The JET Program allowed her to gain teaching experiences and connections that helped her get to where she is today.
“Honestly, so much of who I am today is because of my experiences in Japan.”
— Laura Payne
In September of 2021, Laura journeyed back to the Shimane Prefecture, and is now working as a Special Commissioned Instructor (and part-time TESOL teacher) at Shimane University in Matsue City. Matsue City is the capital of this prefecture and is also a castle town! Laura teaches online classes four days out of the week and has two lunch clubs. As a part-time TESOL teacher, she also schedules side jobs that might entail judging speech/recitation contests, coaching students who are preparing for language contests, or private tutoring. Studying and working abroad has shown Laura the kind of teacher that she aspires to be. She says, “Honestly, so much of who I am today is because of my experiences in Japan. Since I’ve worked with so many different teachers and in so many different school environments, I was able to think hard about the kind of educator I wanted to be and what practical things I could do in a classroom to become that educator.” Her time in Japan has added to her life in so many ways: traveling, appreciating other cultures, teaching, forming new connections, and developing relationships with her students.

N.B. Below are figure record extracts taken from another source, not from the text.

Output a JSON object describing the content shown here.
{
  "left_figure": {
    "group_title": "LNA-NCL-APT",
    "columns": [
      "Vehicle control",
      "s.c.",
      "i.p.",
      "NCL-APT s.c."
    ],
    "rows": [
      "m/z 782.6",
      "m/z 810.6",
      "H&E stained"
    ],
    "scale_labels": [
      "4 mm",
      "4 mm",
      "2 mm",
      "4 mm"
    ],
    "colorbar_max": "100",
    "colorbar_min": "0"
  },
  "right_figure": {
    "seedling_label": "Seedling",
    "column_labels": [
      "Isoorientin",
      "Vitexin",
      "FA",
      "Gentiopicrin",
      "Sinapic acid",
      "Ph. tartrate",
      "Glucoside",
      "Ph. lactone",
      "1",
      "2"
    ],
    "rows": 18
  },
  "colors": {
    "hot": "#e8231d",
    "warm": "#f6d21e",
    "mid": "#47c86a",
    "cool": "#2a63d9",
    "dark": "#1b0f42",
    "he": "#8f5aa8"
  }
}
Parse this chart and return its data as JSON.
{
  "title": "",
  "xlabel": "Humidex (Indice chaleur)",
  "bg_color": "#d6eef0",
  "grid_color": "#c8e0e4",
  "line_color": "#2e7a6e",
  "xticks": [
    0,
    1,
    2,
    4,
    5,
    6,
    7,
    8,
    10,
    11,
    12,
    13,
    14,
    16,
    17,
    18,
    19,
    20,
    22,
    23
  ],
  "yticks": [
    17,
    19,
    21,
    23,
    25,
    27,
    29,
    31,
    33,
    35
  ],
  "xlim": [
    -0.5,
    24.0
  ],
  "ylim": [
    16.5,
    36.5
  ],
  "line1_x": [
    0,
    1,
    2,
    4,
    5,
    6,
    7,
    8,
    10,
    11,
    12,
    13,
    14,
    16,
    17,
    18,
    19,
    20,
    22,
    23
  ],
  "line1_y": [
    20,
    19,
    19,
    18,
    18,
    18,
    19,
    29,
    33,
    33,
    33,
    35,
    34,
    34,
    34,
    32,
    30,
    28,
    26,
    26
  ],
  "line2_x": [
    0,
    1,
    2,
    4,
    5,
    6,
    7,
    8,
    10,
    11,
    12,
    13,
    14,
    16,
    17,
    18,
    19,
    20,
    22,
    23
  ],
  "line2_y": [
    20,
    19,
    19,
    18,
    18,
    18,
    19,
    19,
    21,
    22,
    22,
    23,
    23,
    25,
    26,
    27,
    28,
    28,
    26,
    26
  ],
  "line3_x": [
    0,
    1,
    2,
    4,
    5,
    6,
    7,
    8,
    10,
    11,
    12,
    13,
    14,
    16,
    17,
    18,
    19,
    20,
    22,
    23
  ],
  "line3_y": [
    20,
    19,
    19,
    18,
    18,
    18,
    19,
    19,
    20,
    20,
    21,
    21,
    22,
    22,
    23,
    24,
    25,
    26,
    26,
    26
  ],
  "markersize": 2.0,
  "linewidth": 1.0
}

Being in Japan has allowed her to not only find her dream career, but it has also showed her the beauty of the Japanese culture and indulge in simple things that she hadn’t before:
“I learned to appreciate cooking while in Japan. I had a lot of time in the evenings at one point, so I started experimenting with recipes, and eventually I realized that cooking was relaxing. I’m also more conscious of keeping things clean now, because one of my students taught me that cleaning a space can clear your mind. The way that Japan takes time to cherish the changing of seasons by admiring seasonal food, flowers and holidays taught me to slow down and appreciate time passing. I could go on and on about how my time here has shaped me because working here was my first real job. This was where I got my first apartment that I could afford to pay for myself. This is where I actually felt like I was an independent, stable adult for the first time.”
Going from the fast-paced style of the US to the slower, more appreciative lifestyle of Japan has greatly impacted Laura and will stay with her. She uses her BA in English and MAT everyday while teaching. Laura gives a lot of credit to her English Education Capstone project and linguistic courses here at SOU. Her capstone taught her how to do lesson plans and her linguistic courses gave her the grammar foundations needed to teach English.